Doctors at Vail hospital said Jacob was slightly hypothermic but suffered only minor frostbite because he kept hiking and maintained circulation in his feet. It’s unlikely he will lose any toes, but Jacob knows how lucky he was and says he’s learned mightily from his mistakes.

“It was basically the panic of losing my brother in the mountains that got me off my trail,” he said. “My biggest mistake was instead of getting off the mountain as fast as I could under the weather circumstances I should have just gotten out of there and gone for help, even if he was still out there, but he’s my brother. And when it came down to it, I would never pack cotton again, ever, and I would never get out of sight of whoever I was hiking with.”

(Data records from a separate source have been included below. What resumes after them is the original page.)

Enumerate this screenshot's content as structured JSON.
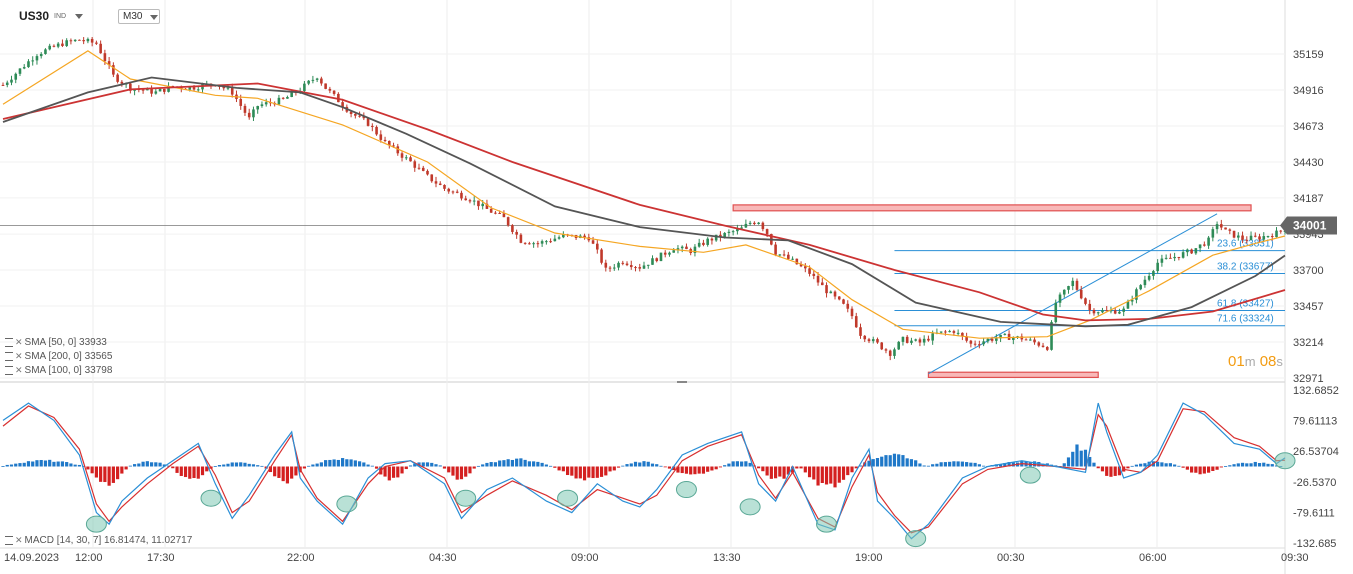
{
  "header": {
    "symbol": "US30",
    "symbol_tag": "IND",
    "timeframe": "M30"
  },
  "legend": [
    {
      "label": "SMA [50, 0] 33933"
    },
    {
      "label": "SMA [200, 0] 33565"
    },
    {
      "label": "SMA [100, 0] 33798"
    }
  ],
  "macd_label": "MACD [14, 30, 7] 16.81474, 11.02717",
  "candle_timer": {
    "minutes": "01",
    "minutes_unit": "m",
    "seconds": "08",
    "seconds_unit": "s"
  },
  "chart_data": [
    {
      "type": "candlestick",
      "ylim": [
        32971,
        35280
      ],
      "y_ticks": [
        "35159",
        "34916",
        "34673",
        "34430",
        "34187",
        "33943",
        "33700",
        "33457",
        "33214",
        "32971"
      ],
      "x_ticks": [
        "14.09.2023",
        "12:00",
        "17:30",
        "22:00",
        "04:30",
        "09:00",
        "13:30",
        "19:00",
        "00:30",
        "06:00",
        "09:30"
      ],
      "current_price": {
        "value": 34001,
        "label": "34001"
      },
      "close_path": [
        [
          0,
          34950
        ],
        [
          8,
          35160
        ],
        [
          14,
          35230
        ],
        [
          18,
          35255
        ],
        [
          22,
          35230
        ],
        [
          26,
          35010
        ],
        [
          30,
          34930
        ],
        [
          36,
          34900
        ],
        [
          40,
          34940
        ],
        [
          44,
          34930
        ],
        [
          50,
          34960
        ],
        [
          54,
          34900
        ],
        [
          58,
          34720
        ],
        [
          60,
          34810
        ],
        [
          66,
          34850
        ],
        [
          70,
          34920
        ],
        [
          74,
          35010
        ],
        [
          76,
          34930
        ],
        [
          82,
          34760
        ],
        [
          86,
          34690
        ],
        [
          90,
          34560
        ],
        [
          96,
          34430
        ],
        [
          100,
          34330
        ],
        [
          104,
          34250
        ],
        [
          110,
          34180
        ],
        [
          114,
          34110
        ],
        [
          118,
          34050
        ],
        [
          122,
          33900
        ],
        [
          126,
          33880
        ],
        [
          132,
          33930
        ],
        [
          138,
          33920
        ],
        [
          140,
          33820
        ],
        [
          142,
          33700
        ],
        [
          146,
          33760
        ],
        [
          150,
          33720
        ],
        [
          154,
          33780
        ],
        [
          158,
          33850
        ],
        [
          162,
          33830
        ],
        [
          166,
          33900
        ],
        [
          170,
          33940
        ],
        [
          174,
          33980
        ],
        [
          176,
          34020
        ],
        [
          178,
          34030
        ],
        [
          180,
          33950
        ],
        [
          182,
          33820
        ],
        [
          186,
          33760
        ],
        [
          190,
          33680
        ],
        [
          194,
          33560
        ],
        [
          198,
          33460
        ],
        [
          200,
          33390
        ],
        [
          202,
          33270
        ],
        [
          206,
          33200
        ],
        [
          209,
          33140
        ],
        [
          212,
          33230
        ],
        [
          216,
          33210
        ],
        [
          220,
          33270
        ],
        [
          224,
          33290
        ],
        [
          228,
          33200
        ],
        [
          232,
          33230
        ],
        [
          236,
          33250
        ],
        [
          240,
          33240
        ],
        [
          244,
          33200
        ],
        [
          246,
          33180
        ],
        [
          248,
          33480
        ],
        [
          252,
          33620
        ],
        [
          256,
          33430
        ],
        [
          260,
          33420
        ],
        [
          264,
          33430
        ],
        [
          268,
          33600
        ],
        [
          272,
          33750
        ],
        [
          276,
          33790
        ],
        [
          280,
          33830
        ],
        [
          284,
          33900
        ],
        [
          286,
          34020
        ],
        [
          288,
          33960
        ],
        [
          292,
          33910
        ],
        [
          296,
          33920
        ],
        [
          300,
          33950
        ],
        [
          302,
          33980
        ]
      ],
      "series": [
        {
          "name": "SMA [50, 0]",
          "value": 33933,
          "color": "#f5a623",
          "points": [
            [
              0,
              34820
            ],
            [
              20,
              35180
            ],
            [
              30,
              34990
            ],
            [
              50,
              34880
            ],
            [
              60,
              34860
            ],
            [
              80,
              34680
            ],
            [
              100,
              34430
            ],
            [
              115,
              34120
            ],
            [
              130,
              33950
            ],
            [
              150,
              33860
            ],
            [
              165,
              33820
            ],
            [
              175,
              33870
            ],
            [
              190,
              33720
            ],
            [
              200,
              33500
            ],
            [
              212,
              33300
            ],
            [
              230,
              33240
            ],
            [
              246,
              33250
            ],
            [
              256,
              33360
            ],
            [
              270,
              33560
            ],
            [
              285,
              33800
            ],
            [
              295,
              33880
            ],
            [
              302,
              33930
            ]
          ]
        },
        {
          "name": "SMA [200, 0]",
          "value": 33565,
          "color": "#cc3333",
          "points": [
            [
              0,
              34720
            ],
            [
              30,
              34920
            ],
            [
              60,
              34960
            ],
            [
              80,
              34850
            ],
            [
              100,
              34650
            ],
            [
              120,
              34430
            ],
            [
              150,
              34140
            ],
            [
              170,
              34000
            ],
            [
              190,
              33870
            ],
            [
              210,
              33700
            ],
            [
              230,
              33550
            ],
            [
              245,
              33400
            ],
            [
              255,
              33360
            ],
            [
              270,
              33370
            ],
            [
              285,
              33420
            ],
            [
              302,
              33565
            ]
          ]
        },
        {
          "name": "SMA [100, 0]",
          "value": 33798,
          "color": "#555555",
          "points": [
            [
              0,
              34700
            ],
            [
              20,
              34900
            ],
            [
              35,
              35000
            ],
            [
              55,
              34930
            ],
            [
              70,
              34900
            ],
            [
              80,
              34800
            ],
            [
              95,
              34620
            ],
            [
              110,
              34420
            ],
            [
              130,
              34130
            ],
            [
              150,
              33990
            ],
            [
              170,
              33920
            ],
            [
              185,
              33900
            ],
            [
              200,
              33740
            ],
            [
              215,
              33480
            ],
            [
              235,
              33350
            ],
            [
              255,
              33320
            ],
            [
              265,
              33330
            ],
            [
              280,
              33450
            ],
            [
              295,
              33660
            ],
            [
              302,
              33798
            ]
          ]
        }
      ],
      "fibonacci": [
        {
          "label": "23.6 (33831)",
          "value": 33831
        },
        {
          "label": "38.2 (33677)",
          "value": 33677
        },
        {
          "label": "61.8 (33427)",
          "value": 33427
        },
        {
          "label": "71.6 (33324)",
          "value": 33324
        }
      ],
      "trendline": {
        "from": [
          218,
          33000
        ],
        "to": [
          286,
          34080
        ]
      },
      "zones": [
        {
          "name": "resistance",
          "low": 34100,
          "high": 34140,
          "x_from": 172,
          "x_to": 294
        },
        {
          "name": "support",
          "low": 32975,
          "high": 33010,
          "x_from": 218,
          "x_to": 258
        }
      ]
    },
    {
      "type": "macd",
      "ylim": [
        -132.685,
        132.6852
      ],
      "y_ticks": [
        "132.6852",
        "79.61113",
        "26.53704",
        "-26.5370",
        "-79.6111",
        "-132.685"
      ],
      "macd": [
        [
          0,
          80
        ],
        [
          6,
          110
        ],
        [
          12,
          80
        ],
        [
          18,
          20
        ],
        [
          22,
          -80
        ],
        [
          25,
          -100
        ],
        [
          28,
          -60
        ],
        [
          34,
          -20
        ],
        [
          40,
          10
        ],
        [
          46,
          40
        ],
        [
          50,
          -30
        ],
        [
          54,
          -90
        ],
        [
          58,
          -50
        ],
        [
          64,
          20
        ],
        [
          68,
          60
        ],
        [
          70,
          -20
        ],
        [
          74,
          -60
        ],
        [
          80,
          -100
        ],
        [
          86,
          -20
        ],
        [
          90,
          5
        ],
        [
          96,
          10
        ],
        [
          104,
          -30
        ],
        [
          108,
          -90
        ],
        [
          114,
          -40
        ],
        [
          120,
          -20
        ],
        [
          128,
          -60
        ],
        [
          134,
          -80
        ],
        [
          140,
          -30
        ],
        [
          146,
          -60
        ],
        [
          150,
          -70
        ],
        [
          154,
          -40
        ],
        [
          160,
          20
        ],
        [
          166,
          40
        ],
        [
          174,
          60
        ],
        [
          178,
          -30
        ],
        [
          182,
          -60
        ],
        [
          186,
          0
        ],
        [
          192,
          -100
        ],
        [
          196,
          -110
        ],
        [
          200,
          -20
        ],
        [
          204,
          30
        ],
        [
          206,
          -60
        ],
        [
          210,
          -90
        ],
        [
          214,
          -125
        ],
        [
          218,
          -100
        ],
        [
          226,
          -20
        ],
        [
          232,
          0
        ],
        [
          240,
          10
        ],
        [
          248,
          0
        ],
        [
          255,
          -10
        ],
        [
          258,
          110
        ],
        [
          260,
          60
        ],
        [
          264,
          -20
        ],
        [
          268,
          -10
        ],
        [
          272,
          20
        ],
        [
          278,
          110
        ],
        [
          283,
          90
        ],
        [
          290,
          40
        ],
        [
          296,
          30
        ],
        [
          300,
          5
        ],
        [
          302,
          15
        ]
      ],
      "signal": [
        [
          0,
          70
        ],
        [
          6,
          105
        ],
        [
          12,
          85
        ],
        [
          18,
          30
        ],
        [
          22,
          -65
        ],
        [
          25,
          -95
        ],
        [
          28,
          -70
        ],
        [
          34,
          -30
        ],
        [
          40,
          5
        ],
        [
          46,
          35
        ],
        [
          50,
          -15
        ],
        [
          54,
          -80
        ],
        [
          58,
          -60
        ],
        [
          64,
          10
        ],
        [
          68,
          55
        ],
        [
          70,
          -5
        ],
        [
          74,
          -55
        ],
        [
          80,
          -95
        ],
        [
          86,
          -30
        ],
        [
          90,
          0
        ],
        [
          96,
          10
        ],
        [
          104,
          -20
        ],
        [
          108,
          -80
        ],
        [
          114,
          -50
        ],
        [
          120,
          -25
        ],
        [
          128,
          -50
        ],
        [
          134,
          -75
        ],
        [
          140,
          -40
        ],
        [
          146,
          -55
        ],
        [
          150,
          -65
        ],
        [
          154,
          -50
        ],
        [
          160,
          10
        ],
        [
          166,
          35
        ],
        [
          174,
          55
        ],
        [
          178,
          -15
        ],
        [
          182,
          -55
        ],
        [
          186,
          -10
        ],
        [
          192,
          -90
        ],
        [
          196,
          -105
        ],
        [
          200,
          -35
        ],
        [
          204,
          20
        ],
        [
          206,
          -45
        ],
        [
          210,
          -85
        ],
        [
          214,
          -115
        ],
        [
          218,
          -105
        ],
        [
          226,
          -30
        ],
        [
          232,
          -5
        ],
        [
          240,
          5
        ],
        [
          248,
          0
        ],
        [
          255,
          -5
        ],
        [
          258,
          90
        ],
        [
          260,
          70
        ],
        [
          264,
          -5
        ],
        [
          268,
          -10
        ],
        [
          272,
          10
        ],
        [
          278,
          100
        ],
        [
          283,
          95
        ],
        [
          290,
          50
        ],
        [
          296,
          35
        ],
        [
          300,
          10
        ],
        [
          302,
          11
        ]
      ],
      "histogram_segments": [
        [
          0,
          20,
          12
        ],
        [
          20,
          30,
          -35
        ],
        [
          30,
          40,
          10
        ],
        [
          40,
          50,
          -25
        ],
        [
          50,
          62,
          8
        ],
        [
          62,
          72,
          -30
        ],
        [
          72,
          88,
          15
        ],
        [
          88,
          96,
          -25
        ],
        [
          96,
          104,
          10
        ],
        [
          104,
          112,
          -25
        ],
        [
          112,
          130,
          15
        ],
        [
          130,
          146,
          -25
        ],
        [
          146,
          156,
          10
        ],
        [
          156,
          170,
          -15
        ],
        [
          170,
          178,
          12
        ],
        [
          178,
          188,
          -25
        ],
        [
          188,
          202,
          -40
        ],
        [
          202,
          218,
          25
        ],
        [
          218,
          232,
          12
        ],
        [
          232,
          250,
          10
        ],
        [
          250,
          258,
          40
        ],
        [
          258,
          266,
          -20
        ],
        [
          266,
          278,
          10
        ],
        [
          278,
          288,
          -15
        ],
        [
          288,
          302,
          8
        ]
      ],
      "marker_points": [
        [
          22,
          -100
        ],
        [
          49,
          -55
        ],
        [
          81,
          -65
        ],
        [
          109,
          -55
        ],
        [
          133,
          -55
        ],
        [
          161,
          -40
        ],
        [
          176,
          -70
        ],
        [
          194,
          -100
        ],
        [
          215,
          -125
        ],
        [
          242,
          -15
        ],
        [
          302,
          10
        ]
      ]
    }
  ]
}
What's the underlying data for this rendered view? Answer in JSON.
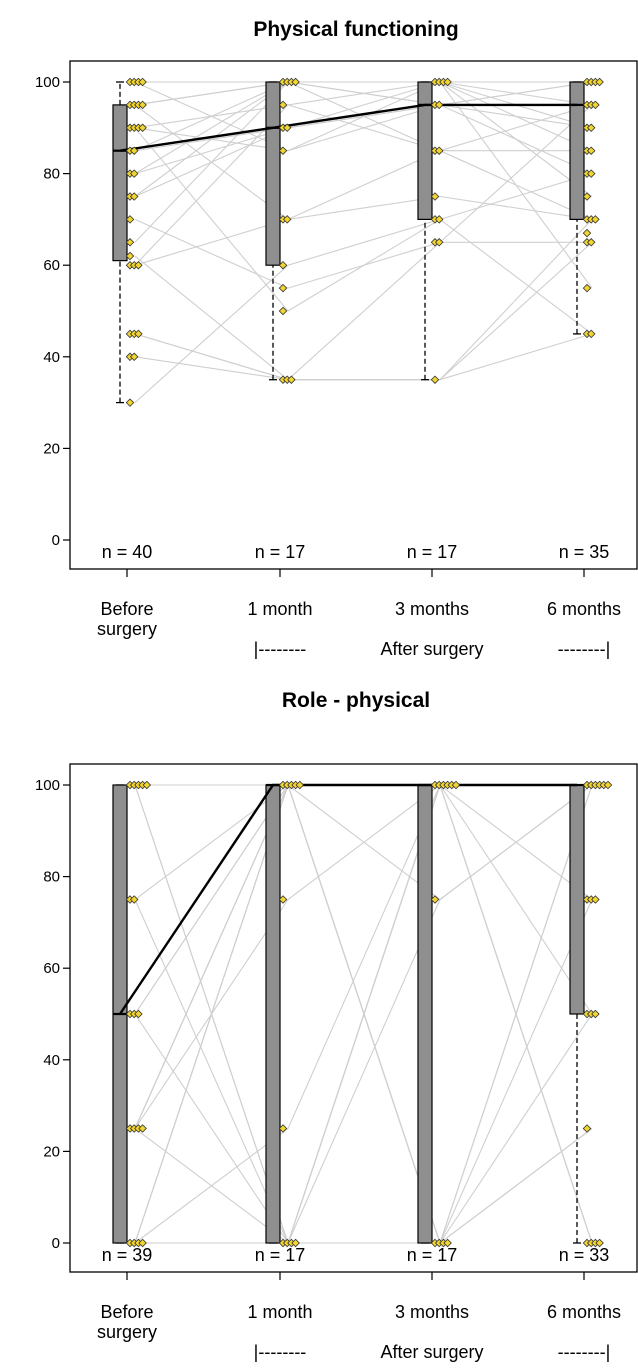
{
  "chart_data": [
    {
      "type": "boxplot",
      "title": "Physical functioning",
      "categories": [
        "Before\nsurgery",
        "1 month",
        "3 months",
        "6 months"
      ],
      "group_label": "After surgery",
      "group_bracket_left": "|--------",
      "group_bracket_right": "--------|",
      "n_labels": [
        "n = 40",
        "n = 17",
        "n = 17",
        "n = 35"
      ],
      "ylim": [
        -5,
        105
      ],
      "yticks": [
        0,
        20,
        40,
        60,
        80,
        100
      ],
      "ytick_labels": [
        "0",
        "20",
        "40",
        "60",
        "80",
        "100"
      ],
      "boxes": [
        {
          "whisker_low": 30,
          "q1": 61,
          "median": 85,
          "q3": 95,
          "whisker_high": 100
        },
        {
          "whisker_low": 35,
          "q1": 60,
          "median": 90,
          "q3": 100,
          "whisker_high": 100
        },
        {
          "whisker_low": 35,
          "q1": 70,
          "median": 95,
          "q3": 100,
          "whisker_high": 100
        },
        {
          "whisker_low": 45,
          "q1": 70,
          "median": 95,
          "q3": 100,
          "whisker_high": 100
        }
      ],
      "points": [
        [
          100,
          100,
          100,
          100,
          95,
          95,
          95,
          95,
          90,
          90,
          90,
          90,
          85,
          85,
          80,
          80,
          75,
          75,
          70,
          65,
          62,
          60,
          60,
          60,
          45,
          45,
          45,
          40,
          40,
          30
        ],
        [
          100,
          100,
          100,
          100,
          95,
          90,
          90,
          85,
          70,
          70,
          60,
          55,
          50,
          35,
          35,
          35
        ],
        [
          100,
          100,
          100,
          100,
          95,
          95,
          85,
          85,
          75,
          70,
          70,
          65,
          65,
          35
        ],
        [
          100,
          100,
          100,
          100,
          95,
          95,
          95,
          90,
          90,
          85,
          85,
          80,
          80,
          75,
          70,
          70,
          70,
          67,
          65,
          65,
          55,
          45,
          45
        ]
      ],
      "paths": [
        [
          100,
          100,
          100,
          100
        ],
        [
          95,
          100,
          100,
          95
        ],
        [
          90,
          95,
          100,
          100
        ],
        [
          85,
          90,
          95,
          95
        ],
        [
          100,
          85,
          95,
          90
        ],
        [
          95,
          70,
          75,
          70
        ],
        [
          80,
          90,
          100,
          100
        ],
        [
          75,
          100,
          85,
          95
        ],
        [
          60,
          70,
          85,
          85
        ],
        [
          45,
          35,
          35,
          70
        ],
        [
          40,
          35,
          65,
          65
        ],
        [
          30,
          60,
          70,
          80
        ],
        [
          90,
          50,
          70,
          45
        ],
        [
          100,
          100,
          100,
          55
        ],
        [
          62,
          35,
          35,
          45
        ],
        [
          70,
          55,
          65,
          95
        ],
        [
          95,
          100,
          100,
          85
        ],
        [
          85,
          100,
          95,
          100
        ],
        [
          65,
          100,
          100,
          90
        ],
        [
          60,
          95,
          85,
          70
        ],
        [
          75,
          90,
          95,
          80
        ],
        [
          45,
          35,
          35,
          65
        ],
        [
          100,
          100,
          95,
          100
        ],
        [
          90,
          85,
          100,
          100
        ],
        [
          80,
          100,
          100,
          75
        ]
      ],
      "median_line": [
        85,
        90,
        95,
        95
      ]
    },
    {
      "type": "boxplot",
      "title": "Role - physical",
      "categories": [
        "Before\nsurgery",
        "1 month",
        "3 months",
        "6 months"
      ],
      "group_label": "After surgery",
      "group_bracket_left": "|--------",
      "group_bracket_right": "--------|",
      "n_labels": [
        "n = 39",
        "n = 17",
        "n = 17",
        "n = 33"
      ],
      "ylim": [
        -5,
        105
      ],
      "yticks": [
        0,
        20,
        40,
        60,
        80,
        100
      ],
      "ytick_labels": [
        "0",
        "20",
        "40",
        "60",
        "80",
        "100"
      ],
      "boxes": [
        {
          "whisker_low": 0,
          "q1": 0,
          "median": 50,
          "q3": 100,
          "whisker_high": 100
        },
        {
          "whisker_low": 0,
          "q1": 0,
          "median": 100,
          "q3": 100,
          "whisker_high": 100
        },
        {
          "whisker_low": 0,
          "q1": 0,
          "median": 100,
          "q3": 100,
          "whisker_high": 100
        },
        {
          "whisker_low": 0,
          "q1": 50,
          "median": 100,
          "q3": 100,
          "whisker_high": 100
        }
      ],
      "points": [
        [
          100,
          100,
          100,
          100,
          100,
          75,
          75,
          50,
          50,
          50,
          25,
          25,
          25,
          25,
          0,
          0,
          0,
          0
        ],
        [
          100,
          100,
          100,
          100,
          100,
          75,
          25,
          0,
          0,
          0,
          0
        ],
        [
          100,
          100,
          100,
          100,
          100,
          100,
          75,
          0,
          0,
          0,
          0
        ],
        [
          100,
          100,
          100,
          100,
          100,
          100,
          75,
          75,
          75,
          50,
          50,
          50,
          25,
          0,
          0,
          0,
          0
        ]
      ],
      "paths": [
        [
          100,
          100,
          100,
          100
        ],
        [
          100,
          0,
          100,
          100
        ],
        [
          100,
          100,
          0,
          75
        ],
        [
          100,
          100,
          100,
          0
        ],
        [
          75,
          100,
          100,
          100
        ],
        [
          75,
          0,
          0,
          50
        ],
        [
          50,
          100,
          100,
          100
        ],
        [
          50,
          0,
          75,
          100
        ],
        [
          25,
          100,
          100,
          75
        ],
        [
          25,
          100,
          0,
          100
        ],
        [
          25,
          0,
          100,
          100
        ],
        [
          25,
          75,
          100,
          50
        ],
        [
          0,
          100,
          100,
          100
        ],
        [
          0,
          25,
          100,
          100
        ],
        [
          0,
          100,
          0,
          25
        ],
        [
          0,
          0,
          100,
          100
        ],
        [
          0,
          100,
          100,
          0
        ],
        [
          100,
          0,
          100,
          0
        ],
        [
          0,
          0,
          0,
          25
        ],
        [
          50,
          100,
          0,
          100
        ],
        [
          100,
          100,
          100,
          100
        ],
        [
          25,
          100,
          75,
          100
        ]
      ],
      "median_line": [
        50,
        100,
        100,
        100
      ]
    }
  ],
  "colors": {
    "box_fill": "#8f8f8f",
    "point_fill": "#f2d530",
    "path_line": "#cfcfcf",
    "median_line": "#000000"
  }
}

Similar mistakes have proven fatal on Holy Cross over the years. The mountain maintains the mystique of its high, snowy cross and relative isolation, but just because it serves as a backdrop for so many postcard photos of happy skiers on Vail Mountain doesn’t mean it should be taken lightly.

“We were intrigued because it was a fourteener and we’re both healthy and we both wanted to do a brief two or three day hike and camp but a difficult one maybe for some bragging rights,” Joshua said. “I felt so guilty for choosing the peak and getting split up. I know it’s not my fault but I still felt so guilty and I’m so happy we found him.”

The Gately brother’s mother, Jean, flew out Monday morning with her husband, Jim, to be with Joshua and do what they could during the rescue. They first saw Jacob in the emergency room Monday afternoon. Their emotions ran the gamut during the 72-hour ordeal.

“There were times when we had hope and then when I saw these mountains I was like, ‘There’s no way,’” Jean Gately said. “There were times when I was preparing for a funeral and there were times when I was planning for our granddaughter’s baptism and (Jacob’s) going to be the godfather. We went back and forth.”

For Joshua, the relief of finding his brother alive is palpable, and the lessons learned will stick with him for a lifetime: “Have a backup plan if you do lose visual with your hiking partner, and pack more than you need, even for a day hike.”

Those are words to live by in the high country.